The next morning she became fortuitously aware of a private matter that the priest had concealed from the entire town. Because her deliveries took her everywhere, at all times of day, Emma had grown better informed than the worst gossips. Thus she spied the Monsignor scuttling behind the rectory in the early hours carrying a bucket of something, and peering in all directions to be sure he was not seen. Emma was no more able to overlook those signals than she could ignore an air-raid siren. She returned while he said morning Mass, sneaking in back by the tall grass. Emma was greeted by a clutch of clucking hens, all delighted by the incorrect supposition that they were being fed again already. The priest, bless his miserly soul, had chickens.
It was a treasure, nothing less: chickens each produced an egg each day, self-regulated their quality by pecking to death any among them who grew ill or showed weakness, and when their productive time came to an end, they made several meals and soup.
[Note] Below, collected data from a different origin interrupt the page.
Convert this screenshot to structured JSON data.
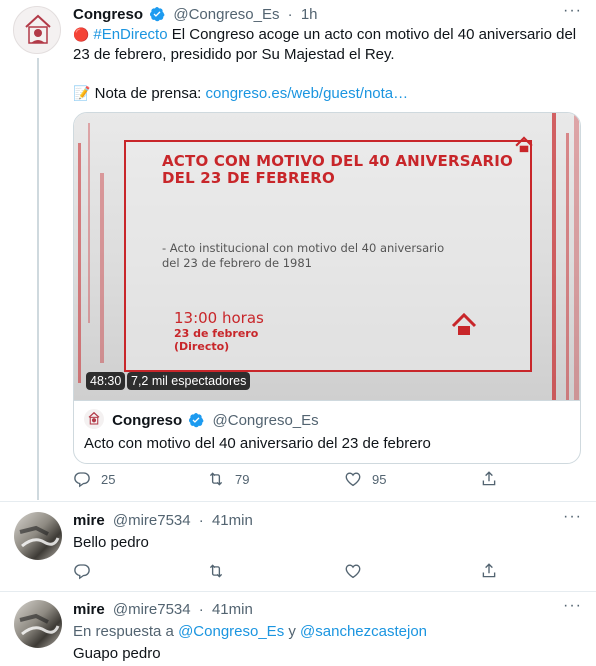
{
  "main_tweet": {
    "name": "Congreso",
    "handle": "@Congreso_Es",
    "separator": "·",
    "time": "1h",
    "live_dot": "🔴",
    "hashtag": "#EnDirecto",
    "text_line1": " El Congreso acoge un acto con motivo del 40 aniversario del",
    "text_line2": "23 de febrero, presidido por Su Majestad el Rey.",
    "press_emoji": "📝",
    "press_label": "Nota de prensa: ",
    "press_link": "congreso.es/web/guest/nota…",
    "video": {
      "title_line1": "ACTO CON MOTIVO DEL 40 ANIVERSARIO",
      "title_line2": "DEL 23 DE FEBRERO",
      "desc_line1": "- Acto institucional con motivo del 40 aniversario",
      "desc_line2": "del 23 de febrero de 1981",
      "time": "13:00 horas",
      "date_line1": "23 de febrero",
      "date_line2": "(Directo)",
      "duration": "48:30",
      "viewers": "7,2 mil espectadores"
    },
    "quote": {
      "name": "Congreso",
      "handle": "@Congreso_Es",
      "text": "Acto con motivo del 40 aniversario del 23 de febrero"
    },
    "replies": "25",
    "retweets": "79",
    "likes": "95"
  },
  "reply1": {
    "name": "mire",
    "handle": "@mire7534",
    "separator": "·",
    "time": "41min",
    "text": "Bello pedro"
  },
  "reply2": {
    "name": "mire",
    "handle": "@mire7534",
    "separator": "·",
    "time": "41min",
    "in_reply_prefix": "En respuesta a ",
    "mention1": "@Congreso_Es",
    "and": " y ",
    "mention2": "@sanchezcastejon",
    "text": "Guapo pedro"
  },
  "colors": {
    "accent": "#1b95e0",
    "verified": "#1d9bf0",
    "brand_red": "#c8262a",
    "muted": "#536471"
  },
  "icons": [
    "reply-icon",
    "retweet-icon",
    "like-icon",
    "share-icon",
    "more-icon",
    "verified-icon"
  ]
}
No wonder the Monsignor was fat in a world of slender.
Stealing was out of the question. A missing chicken would bring investigation, with the potential to unmask her entire network. Oddly enough, among Emma’s calculus, the moral prohibition on coveting—particularly the possessions of a priest—did not enter.
On Sundays the Monsignor said Mass for the villagers at St. Agnes by the Sea at nine o’clock, offering a separate celebration of the blessed sacrament for the occupying army at ten thirty. No one attended both services, but everyone wondered whether he used the same sermon for both Masses, or tailored his homilies to the different congregations. More than once in the rations line, Odette speculated aloud about whether the Monsignor might slant the gospels for the occupying army, downplaying the salvation of all humanity by a Jew.